Not everyone from the movie showed up for that TIFF 2013 discussion (William Hurt and Jeff Goldblum were missing), but most of them were there to celebrate the film’s 30th anniversary. It’s a nice moderated Q&A, although it treads much of the same territory as the 1998 documentary that’s also included in this release. That making-of piece by the prolific Laurent Bouzereau digs into the film’s creation from start to finish and is notable because it was reflecting on “The Big Chill” at the 15-year mark of its existence.

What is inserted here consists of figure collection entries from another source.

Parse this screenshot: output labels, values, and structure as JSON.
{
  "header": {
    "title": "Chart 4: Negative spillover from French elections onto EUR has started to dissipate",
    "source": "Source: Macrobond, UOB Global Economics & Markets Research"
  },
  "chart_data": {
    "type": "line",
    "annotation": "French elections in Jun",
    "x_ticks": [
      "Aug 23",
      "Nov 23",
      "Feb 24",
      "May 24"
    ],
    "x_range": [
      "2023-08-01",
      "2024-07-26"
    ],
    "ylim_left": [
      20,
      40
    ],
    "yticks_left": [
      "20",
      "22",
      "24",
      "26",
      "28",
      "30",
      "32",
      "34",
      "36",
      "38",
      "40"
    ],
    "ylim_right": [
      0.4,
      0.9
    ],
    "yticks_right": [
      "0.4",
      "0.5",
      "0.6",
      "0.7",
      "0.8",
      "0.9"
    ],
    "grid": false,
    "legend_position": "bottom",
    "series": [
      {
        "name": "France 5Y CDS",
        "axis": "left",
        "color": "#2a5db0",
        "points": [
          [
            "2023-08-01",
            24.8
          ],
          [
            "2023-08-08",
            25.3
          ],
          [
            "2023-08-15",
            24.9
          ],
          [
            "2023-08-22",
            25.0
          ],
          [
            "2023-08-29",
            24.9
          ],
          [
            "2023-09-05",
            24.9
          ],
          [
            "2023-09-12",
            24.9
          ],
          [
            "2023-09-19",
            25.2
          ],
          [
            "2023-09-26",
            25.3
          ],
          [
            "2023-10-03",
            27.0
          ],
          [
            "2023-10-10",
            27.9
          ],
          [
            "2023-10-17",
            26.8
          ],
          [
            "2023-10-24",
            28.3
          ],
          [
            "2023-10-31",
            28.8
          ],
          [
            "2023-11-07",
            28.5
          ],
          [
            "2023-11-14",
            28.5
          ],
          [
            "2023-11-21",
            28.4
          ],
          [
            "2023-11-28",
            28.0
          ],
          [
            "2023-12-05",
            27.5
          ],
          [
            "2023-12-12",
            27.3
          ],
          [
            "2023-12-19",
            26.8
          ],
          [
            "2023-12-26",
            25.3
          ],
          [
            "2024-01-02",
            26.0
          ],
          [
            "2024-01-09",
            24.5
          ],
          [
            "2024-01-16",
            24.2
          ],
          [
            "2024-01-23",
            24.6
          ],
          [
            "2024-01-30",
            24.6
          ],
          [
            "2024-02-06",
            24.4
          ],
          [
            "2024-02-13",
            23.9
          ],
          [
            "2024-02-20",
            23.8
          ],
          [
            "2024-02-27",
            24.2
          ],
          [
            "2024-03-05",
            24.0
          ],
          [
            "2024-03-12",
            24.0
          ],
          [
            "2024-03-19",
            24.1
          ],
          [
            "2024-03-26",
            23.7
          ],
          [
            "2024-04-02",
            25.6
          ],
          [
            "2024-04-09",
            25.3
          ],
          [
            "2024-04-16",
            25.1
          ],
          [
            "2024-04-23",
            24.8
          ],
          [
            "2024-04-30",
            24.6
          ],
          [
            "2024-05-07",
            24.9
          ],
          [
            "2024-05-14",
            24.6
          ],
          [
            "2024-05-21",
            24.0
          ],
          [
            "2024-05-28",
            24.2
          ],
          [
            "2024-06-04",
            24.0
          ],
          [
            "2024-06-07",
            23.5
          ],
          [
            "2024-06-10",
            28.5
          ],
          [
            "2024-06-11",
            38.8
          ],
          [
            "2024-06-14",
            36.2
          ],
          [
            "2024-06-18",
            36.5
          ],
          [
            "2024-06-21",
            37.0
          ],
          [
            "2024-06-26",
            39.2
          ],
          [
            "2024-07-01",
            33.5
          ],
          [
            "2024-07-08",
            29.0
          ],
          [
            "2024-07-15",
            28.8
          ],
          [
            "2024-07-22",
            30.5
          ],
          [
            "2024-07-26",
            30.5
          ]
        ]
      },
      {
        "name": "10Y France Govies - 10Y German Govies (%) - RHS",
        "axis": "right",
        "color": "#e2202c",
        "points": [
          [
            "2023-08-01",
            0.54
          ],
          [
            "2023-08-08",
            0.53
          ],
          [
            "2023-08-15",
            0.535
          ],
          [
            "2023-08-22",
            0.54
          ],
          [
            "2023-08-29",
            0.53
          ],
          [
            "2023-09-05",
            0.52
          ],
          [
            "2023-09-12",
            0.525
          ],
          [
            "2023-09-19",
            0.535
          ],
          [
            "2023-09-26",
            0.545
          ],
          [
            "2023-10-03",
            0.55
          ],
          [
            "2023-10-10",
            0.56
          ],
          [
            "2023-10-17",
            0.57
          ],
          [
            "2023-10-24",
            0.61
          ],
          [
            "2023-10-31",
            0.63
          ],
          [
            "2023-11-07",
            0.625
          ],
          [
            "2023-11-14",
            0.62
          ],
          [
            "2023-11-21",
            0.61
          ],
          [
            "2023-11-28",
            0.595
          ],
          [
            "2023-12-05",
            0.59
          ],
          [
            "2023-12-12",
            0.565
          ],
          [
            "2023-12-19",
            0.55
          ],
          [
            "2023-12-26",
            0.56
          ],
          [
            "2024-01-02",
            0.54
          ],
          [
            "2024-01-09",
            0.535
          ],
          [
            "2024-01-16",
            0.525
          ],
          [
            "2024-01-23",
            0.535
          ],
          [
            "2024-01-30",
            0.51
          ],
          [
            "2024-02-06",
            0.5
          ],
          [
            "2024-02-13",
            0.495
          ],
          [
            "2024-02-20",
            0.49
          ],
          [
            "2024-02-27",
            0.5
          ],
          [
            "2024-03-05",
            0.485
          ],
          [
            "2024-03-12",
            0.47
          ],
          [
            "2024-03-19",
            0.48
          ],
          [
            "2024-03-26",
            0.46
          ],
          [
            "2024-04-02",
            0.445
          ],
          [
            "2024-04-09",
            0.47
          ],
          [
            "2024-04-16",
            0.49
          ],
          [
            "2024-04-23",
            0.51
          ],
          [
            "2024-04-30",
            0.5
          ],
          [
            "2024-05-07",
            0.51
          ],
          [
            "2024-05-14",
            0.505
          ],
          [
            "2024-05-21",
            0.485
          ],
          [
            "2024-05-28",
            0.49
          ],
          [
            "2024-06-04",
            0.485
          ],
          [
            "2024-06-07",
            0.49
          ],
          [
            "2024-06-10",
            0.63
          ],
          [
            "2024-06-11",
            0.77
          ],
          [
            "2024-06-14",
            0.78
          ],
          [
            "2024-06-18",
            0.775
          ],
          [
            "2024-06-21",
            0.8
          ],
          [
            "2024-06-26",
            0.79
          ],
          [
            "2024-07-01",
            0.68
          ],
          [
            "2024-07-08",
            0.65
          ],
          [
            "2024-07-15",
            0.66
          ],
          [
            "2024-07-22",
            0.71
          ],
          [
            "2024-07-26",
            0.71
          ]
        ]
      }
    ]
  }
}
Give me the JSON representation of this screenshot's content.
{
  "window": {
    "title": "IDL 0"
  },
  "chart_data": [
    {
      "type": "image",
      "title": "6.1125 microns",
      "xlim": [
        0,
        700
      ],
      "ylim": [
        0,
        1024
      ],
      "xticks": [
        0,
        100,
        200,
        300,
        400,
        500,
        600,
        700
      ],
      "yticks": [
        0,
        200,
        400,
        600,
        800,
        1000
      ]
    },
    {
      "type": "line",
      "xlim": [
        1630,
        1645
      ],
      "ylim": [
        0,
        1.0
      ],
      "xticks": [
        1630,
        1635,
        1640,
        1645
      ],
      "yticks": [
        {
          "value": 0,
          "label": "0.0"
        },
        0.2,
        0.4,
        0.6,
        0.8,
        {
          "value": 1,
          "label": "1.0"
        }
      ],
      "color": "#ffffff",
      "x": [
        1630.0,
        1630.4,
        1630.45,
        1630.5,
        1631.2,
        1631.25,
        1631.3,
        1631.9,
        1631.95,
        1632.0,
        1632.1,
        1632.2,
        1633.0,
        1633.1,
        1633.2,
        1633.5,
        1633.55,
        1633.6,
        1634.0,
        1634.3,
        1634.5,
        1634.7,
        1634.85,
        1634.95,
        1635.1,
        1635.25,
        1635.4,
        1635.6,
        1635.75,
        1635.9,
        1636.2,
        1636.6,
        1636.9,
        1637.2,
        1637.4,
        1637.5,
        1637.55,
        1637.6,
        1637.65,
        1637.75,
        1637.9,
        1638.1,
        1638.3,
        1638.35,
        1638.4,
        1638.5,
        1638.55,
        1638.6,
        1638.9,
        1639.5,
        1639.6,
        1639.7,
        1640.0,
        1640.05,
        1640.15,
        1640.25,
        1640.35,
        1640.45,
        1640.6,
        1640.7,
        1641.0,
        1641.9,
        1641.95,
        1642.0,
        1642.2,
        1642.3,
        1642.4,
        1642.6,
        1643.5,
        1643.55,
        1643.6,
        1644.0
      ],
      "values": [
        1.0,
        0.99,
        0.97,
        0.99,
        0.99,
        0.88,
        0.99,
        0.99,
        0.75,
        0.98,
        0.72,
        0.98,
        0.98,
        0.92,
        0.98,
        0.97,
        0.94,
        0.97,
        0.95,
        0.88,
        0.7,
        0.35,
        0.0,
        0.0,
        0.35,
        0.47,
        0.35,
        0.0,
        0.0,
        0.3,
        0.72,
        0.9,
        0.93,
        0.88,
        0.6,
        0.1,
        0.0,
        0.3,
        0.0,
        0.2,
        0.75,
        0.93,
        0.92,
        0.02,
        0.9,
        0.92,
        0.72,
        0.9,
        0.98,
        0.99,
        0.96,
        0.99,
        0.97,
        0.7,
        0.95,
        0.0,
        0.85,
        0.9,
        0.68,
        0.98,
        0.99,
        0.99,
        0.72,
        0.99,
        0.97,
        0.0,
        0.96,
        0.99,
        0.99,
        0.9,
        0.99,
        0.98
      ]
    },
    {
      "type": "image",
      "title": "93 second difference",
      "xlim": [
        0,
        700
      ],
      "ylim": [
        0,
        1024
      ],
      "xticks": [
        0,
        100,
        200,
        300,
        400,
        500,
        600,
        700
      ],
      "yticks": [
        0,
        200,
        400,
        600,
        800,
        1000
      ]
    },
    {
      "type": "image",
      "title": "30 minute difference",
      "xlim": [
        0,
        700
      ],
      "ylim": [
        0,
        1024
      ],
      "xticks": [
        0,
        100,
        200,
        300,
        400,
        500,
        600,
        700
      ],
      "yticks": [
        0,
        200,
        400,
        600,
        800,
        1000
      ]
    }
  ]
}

There’s also a new interview with Kasdan in which he reminisces about the movie, along with nearly nine minutes of deleted scenes, most of which take place early in the film. I could understand why they were cut, although they had an amusing running gag in which not everyone is sure they recall Goldblum’s character, Michael. (There’s always that guy who knows everyone but is not quite remembered by all.) Unfortunately, that oft-discussed ending with Costner isn’t here, which is a bummer.
The usual Criterion booklet includes a current day essay by writer and filmmaker Lena Dunham and a piece by film critic Harlan Jacobson from a 1983 issue of “Film Comment” magazine.
Finally, if such things are important to you, this release sports a new 4K digital film transfer, along with two Blu-ray-only audio features: an uncompressed monaural soundtrack and an alternate remastered 5.1 surround soundtrack in DTS-HD. Since I don’t possess a high-end home theater setup, such things are not a big deal to me, although I do of course appreciate a nice print of a movie, sans scratches and hairs and such.